To be very clear, there are legitimate reasons to remove a capsule. Just not for the toxin reason.

Strong Indications

Softer Indication

  • Textured implants (especially the older biocell textured implants) carry an elevated risk of BIA-ALCL, and many patients want their capsules out for that reason. The evidence that capsule removal reduces BIA-ALCL risk in asymptomatic patients is honestly limited, but I don't think it's an unreasonable thing for these patients to choose.

Not an Indication

  • BII / SSBI symptoms — based on current evidence, capsule removal doesn't change the rate of improvement

What This Means in Practice

If you're a patient with BII symptoms and someone is recommending capsule removal specifically to address those symptoms, you should know:

  • The proposed mechanism (toxins in the capsule) is not supported by direct measurement
  • The proposed benefit (faster/better symptom relief) is not supported by outcomes studies
  • The added surgery brings real cost — higher complication rates, longer recovery, more cosmetic deformity, more expense
  • A simple explant or partial capsulectomy should deliver equivalent symptom relief with less risk

If you're being told you need full capsule removal — or worse, en bloc capsulectomy — specifically to "get the toxins out," that's a surgeon who isn't practicing evidence-based care. Run away from that recommendation, and find someone who will offer the right operation for the right reason.

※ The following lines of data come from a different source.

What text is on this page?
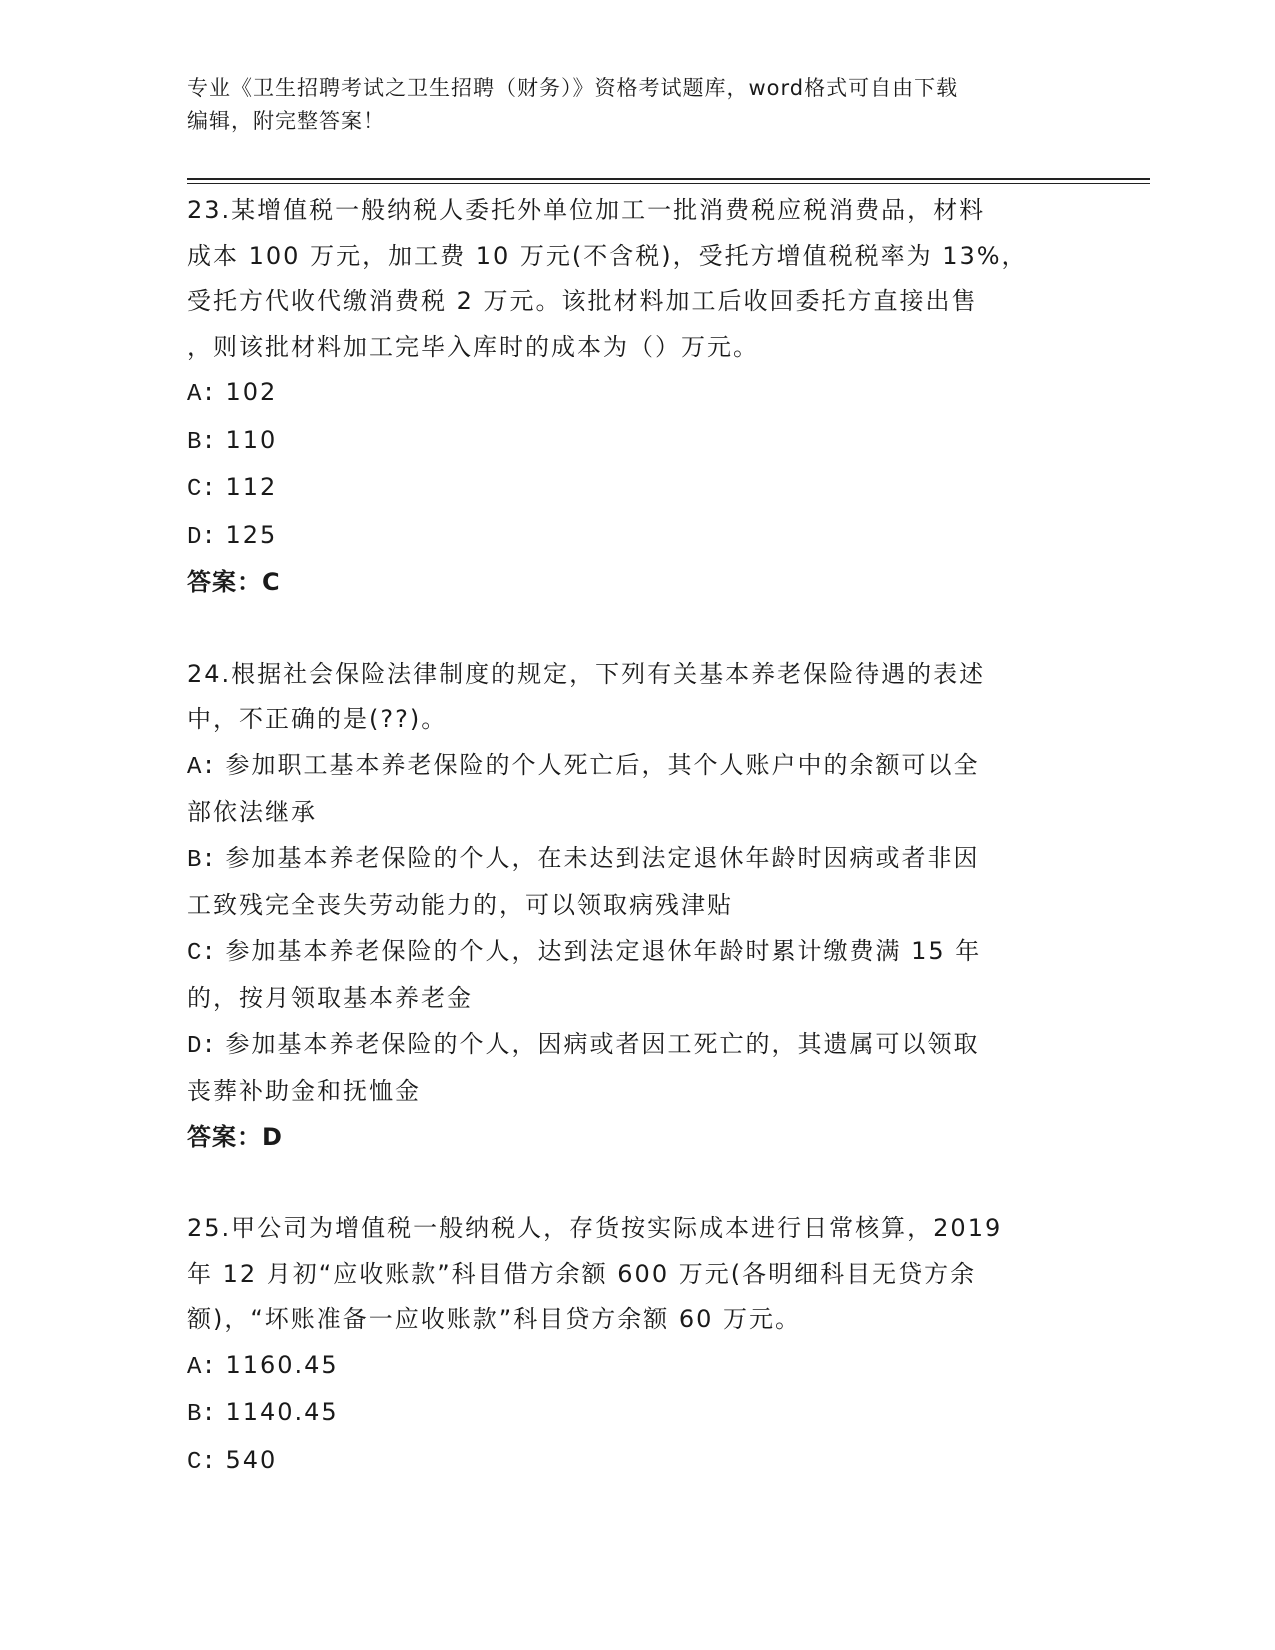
专业《卫生招聘考试之卫生招聘（财务）》资格考试题库，word格式可自由下载
编辑，附完整答案！

23.某增值税一般纳税人委托外单位加工一批消费税应税消费品，材料

成本 100 万元，加工费 10 万元(不含税)，受托方增值税税率为 13%，

受托方代收代缴消费税 2 万元。该批材料加工后收回委托方直接出售

，则该批材料加工完毕入库时的成本为（）万元。

A: 102

B: 110

C: 112

D: 125

答案：C

24.根据社会保险法律制度的规定，下列有关基本养老保险待遇的表述

中，不正确的是(??)。

A: 参加职工基本养老保险的个人死亡后，其个人账户中的余额可以全

部依法继承

B: 参加基本养老保险的个人，在未达到法定退休年龄时因病或者非因

工致残完全丧失劳动能力的，可以领取病残津贴

C: 参加基本养老保险的个人，达到法定退休年龄时累计缴费满 15 年

的，按月领取基本养老金

D: 参加基本养老保险的个人，因病或者因工死亡的，其遗属可以领取

丧葬补助金和抚恤金

答案：D

25.甲公司为增值税一般纳税人，存货按实际成本进行日常核算，2019

年 12 月初“应收账款”科目借方余额 600 万元(各明细科目无贷方余

额)，“坏账准备一应收账款”科目贷方余额 60 万元。

A: 1160.45

B: 1140.45

C: 540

Why I Take This So Personally

Women with BII / SSBI symptoms deserve the same high-quality, evidence-based care that patients with any other medical condition would expect.

For too long, they haven't gotten it:

  • Doctors dismissed their symptoms for decades
  • A new generation of explant influencers then exploited that population, offering aggressive surgery based on unsupported claims at high prices
  • Patients were caught between two extremes — being told their symptoms weren't real on one side, and being sold unnecessary maximalist surgery on the other

Neither is acceptable. The middle path is also the evidence-based path: acknowledge the symptoms, remove the implants, do the appropriately-scaled capsulectomy, and don't hand a patient a $30K bill for surgery she didn't need.

A Direct Ask

If you see a surgeon (especially a board-certified plastic surgeon) on social media:

  • Claiming that toxins build up in the capsule without citing evidence
  • Recommending en bloc capsulectomy for BII as routine
  • Promising dramatic symptom improvement from capsule removal specifically

…please report them. Both to their state medical board and to their board certification body. Charlatans preying on women with real symptoms in order to profit is not a personal preference — it's a professional ethics issue, and it should be treated like one.

The Bottom Line

Total capsule removal is not needed in routine BII surgery because:

  1. There is no identified toxin in implants or capsules that causes BII
  2. Heavy metals — the most commonly cited proposed "toxin" — are present at the same levels in capsules of BII patients, capsules of asymptomatic patients, and breast tissue of women who never had implants
  3. Outcomes research shows that removing the capsule does not change the rate of symptomatic improvement in BII patients

If you're a BII patient, removal of your implants can absolutely help. But you don't need a maximalist operation with unnecessary capsule removal — and you don't need to be told you have "toxins" that need to be surgically extracted to get better.

Women with BII deserve real evidence-based care. Insist on it.